Ginny Lathrop’s dancing career, which tapped, ball changed, and feather stepped across 80 years, was mythic. By the time she started the Lathrop School of Dance in Edmond Town Hall in 1951 with her husband and dance partner, Mack, who died in 1985, Ginny Lathrop was a vaudeville circuit veteran with enough show business stories to keep friends and acquaintances entertained and impressed for the rest of her life. Though they were known as quintessential vaudeville performers in their time, Mack and Ginny Lathrop were first and foremost dancers. And while the show may have leaned heavily on the artifice of glitter, greasepaint, and dramatic lighting, the dance at the center of every one of their shows was completely and utterly authentic — a remarkable demonstration of how the human spirit can intersect with discipline and artistry to take flight.

In setting up their dance school in Newtown, the Lathrops dedicated themselves to sharing their talent — not just in the sense of letting people admire their talent. They understood that if there is one thing more exhilarating than watching skilled dancers, it is experiencing first-hand the joy of dancing. As Ginny Lathrop advised innumerable students, “If you are going to dance, you should do it for the joy of it.” Thousands of Newtown children took her up on the offer, even though they were destined to become far more accomplished chemists, or teachers, or accountants than dancers. They learned about being joyful in the face of a challenge, which distinguishes professionals of every stripe no matter how light they are on their feet.

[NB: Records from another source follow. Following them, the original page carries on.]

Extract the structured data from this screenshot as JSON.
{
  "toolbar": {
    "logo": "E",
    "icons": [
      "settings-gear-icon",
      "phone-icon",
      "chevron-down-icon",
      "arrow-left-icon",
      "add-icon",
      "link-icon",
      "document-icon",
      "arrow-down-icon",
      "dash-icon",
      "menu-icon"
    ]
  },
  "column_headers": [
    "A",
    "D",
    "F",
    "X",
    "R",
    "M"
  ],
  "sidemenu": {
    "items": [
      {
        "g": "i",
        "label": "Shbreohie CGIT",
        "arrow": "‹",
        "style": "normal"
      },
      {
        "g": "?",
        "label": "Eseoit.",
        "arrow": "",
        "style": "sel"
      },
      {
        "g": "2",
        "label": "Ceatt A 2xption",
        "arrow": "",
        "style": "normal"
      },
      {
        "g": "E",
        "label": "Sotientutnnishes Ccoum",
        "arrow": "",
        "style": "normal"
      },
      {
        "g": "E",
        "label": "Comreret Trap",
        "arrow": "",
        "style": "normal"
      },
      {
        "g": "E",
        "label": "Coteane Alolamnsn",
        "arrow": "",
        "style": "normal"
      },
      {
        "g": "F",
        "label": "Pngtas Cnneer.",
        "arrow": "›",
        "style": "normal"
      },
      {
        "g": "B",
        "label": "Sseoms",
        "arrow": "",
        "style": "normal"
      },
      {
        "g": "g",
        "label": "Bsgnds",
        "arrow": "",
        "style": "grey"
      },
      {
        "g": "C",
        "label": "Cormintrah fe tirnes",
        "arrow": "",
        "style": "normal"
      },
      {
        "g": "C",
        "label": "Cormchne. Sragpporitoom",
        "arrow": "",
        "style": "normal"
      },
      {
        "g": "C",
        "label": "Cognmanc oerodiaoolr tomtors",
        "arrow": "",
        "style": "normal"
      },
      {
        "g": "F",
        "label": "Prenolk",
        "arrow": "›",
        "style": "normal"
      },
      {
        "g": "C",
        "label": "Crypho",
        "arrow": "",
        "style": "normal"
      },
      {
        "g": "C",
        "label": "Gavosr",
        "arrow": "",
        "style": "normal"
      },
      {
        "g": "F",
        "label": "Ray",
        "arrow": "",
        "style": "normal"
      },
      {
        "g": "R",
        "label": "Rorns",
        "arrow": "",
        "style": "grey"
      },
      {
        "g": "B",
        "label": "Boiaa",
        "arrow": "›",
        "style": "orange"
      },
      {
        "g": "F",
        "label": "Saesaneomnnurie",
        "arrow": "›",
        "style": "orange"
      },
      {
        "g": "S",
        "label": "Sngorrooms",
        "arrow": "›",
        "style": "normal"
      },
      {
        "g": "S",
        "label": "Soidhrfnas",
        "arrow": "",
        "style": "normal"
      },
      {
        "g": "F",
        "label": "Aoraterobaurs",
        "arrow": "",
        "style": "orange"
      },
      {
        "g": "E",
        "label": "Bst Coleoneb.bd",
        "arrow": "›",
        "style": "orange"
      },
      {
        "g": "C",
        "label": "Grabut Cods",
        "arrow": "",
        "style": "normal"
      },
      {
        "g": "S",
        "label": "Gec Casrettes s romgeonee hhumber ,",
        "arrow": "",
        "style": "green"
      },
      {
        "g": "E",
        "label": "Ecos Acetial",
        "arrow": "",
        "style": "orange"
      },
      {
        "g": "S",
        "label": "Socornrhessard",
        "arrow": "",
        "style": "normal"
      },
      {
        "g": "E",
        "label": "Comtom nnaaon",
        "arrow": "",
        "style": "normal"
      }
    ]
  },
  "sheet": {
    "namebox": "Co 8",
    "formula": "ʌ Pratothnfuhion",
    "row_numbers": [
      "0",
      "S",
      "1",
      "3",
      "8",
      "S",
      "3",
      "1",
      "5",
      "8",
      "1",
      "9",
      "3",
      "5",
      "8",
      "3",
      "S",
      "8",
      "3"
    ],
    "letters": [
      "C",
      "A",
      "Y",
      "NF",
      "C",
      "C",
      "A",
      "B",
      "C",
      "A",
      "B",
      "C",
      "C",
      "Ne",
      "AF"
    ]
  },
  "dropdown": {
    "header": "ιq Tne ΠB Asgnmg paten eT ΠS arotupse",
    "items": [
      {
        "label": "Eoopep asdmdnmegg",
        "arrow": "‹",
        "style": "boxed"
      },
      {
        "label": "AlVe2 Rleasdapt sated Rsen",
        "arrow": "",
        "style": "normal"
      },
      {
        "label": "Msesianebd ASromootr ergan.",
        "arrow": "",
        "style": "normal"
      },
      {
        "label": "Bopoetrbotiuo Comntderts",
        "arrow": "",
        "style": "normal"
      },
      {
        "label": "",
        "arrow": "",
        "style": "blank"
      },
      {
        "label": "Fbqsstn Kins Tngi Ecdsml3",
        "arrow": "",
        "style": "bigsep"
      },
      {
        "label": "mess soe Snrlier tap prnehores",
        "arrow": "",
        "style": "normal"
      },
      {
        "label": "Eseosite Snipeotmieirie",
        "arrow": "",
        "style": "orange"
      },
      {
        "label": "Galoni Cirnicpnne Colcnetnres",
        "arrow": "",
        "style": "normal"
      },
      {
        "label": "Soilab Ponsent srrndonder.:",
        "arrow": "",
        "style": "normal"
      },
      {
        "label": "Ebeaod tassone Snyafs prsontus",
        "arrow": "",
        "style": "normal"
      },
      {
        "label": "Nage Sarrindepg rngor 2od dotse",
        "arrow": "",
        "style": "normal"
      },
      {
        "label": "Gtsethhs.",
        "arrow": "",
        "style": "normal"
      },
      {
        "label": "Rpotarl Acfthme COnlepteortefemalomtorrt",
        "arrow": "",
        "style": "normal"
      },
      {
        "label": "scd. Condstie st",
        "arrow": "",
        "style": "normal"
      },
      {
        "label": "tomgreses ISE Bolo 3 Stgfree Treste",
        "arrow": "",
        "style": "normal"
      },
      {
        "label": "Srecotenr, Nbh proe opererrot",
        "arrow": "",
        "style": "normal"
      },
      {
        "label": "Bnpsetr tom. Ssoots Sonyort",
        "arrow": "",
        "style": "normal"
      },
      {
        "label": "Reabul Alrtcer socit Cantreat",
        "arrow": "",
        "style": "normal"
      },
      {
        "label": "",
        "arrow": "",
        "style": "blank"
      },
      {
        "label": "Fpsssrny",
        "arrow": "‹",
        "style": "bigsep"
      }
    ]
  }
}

As much as we never tired of watching Ginny Lathrop, whether she was dancing, or greeting friends, or raising her glass of champagne in honor of something minor or momentous, as she often did, we wish that we could have seen the world just once as she saw it, through those big picture-window glasses of hers. To Ginny Lathrop, the world was as dull or as exciting as one chose to make it. So when an hour, day, or week turned gray, tedious, even grim, she never waited for someone else to come along to turn the tide of events. She summoned up the impertinence to do something joyous. A spirit like that travels 94 years on sheer momentum.

We each have our own unique choreography that carries us through life. Ginny Lathrop showed us that we can drag our feet and scuff up a cloud that obscures the way, or we can get up and really dance. The dancer’s choice can lead to some surprising and remarkable experiences, like applauding even in our deepest grief.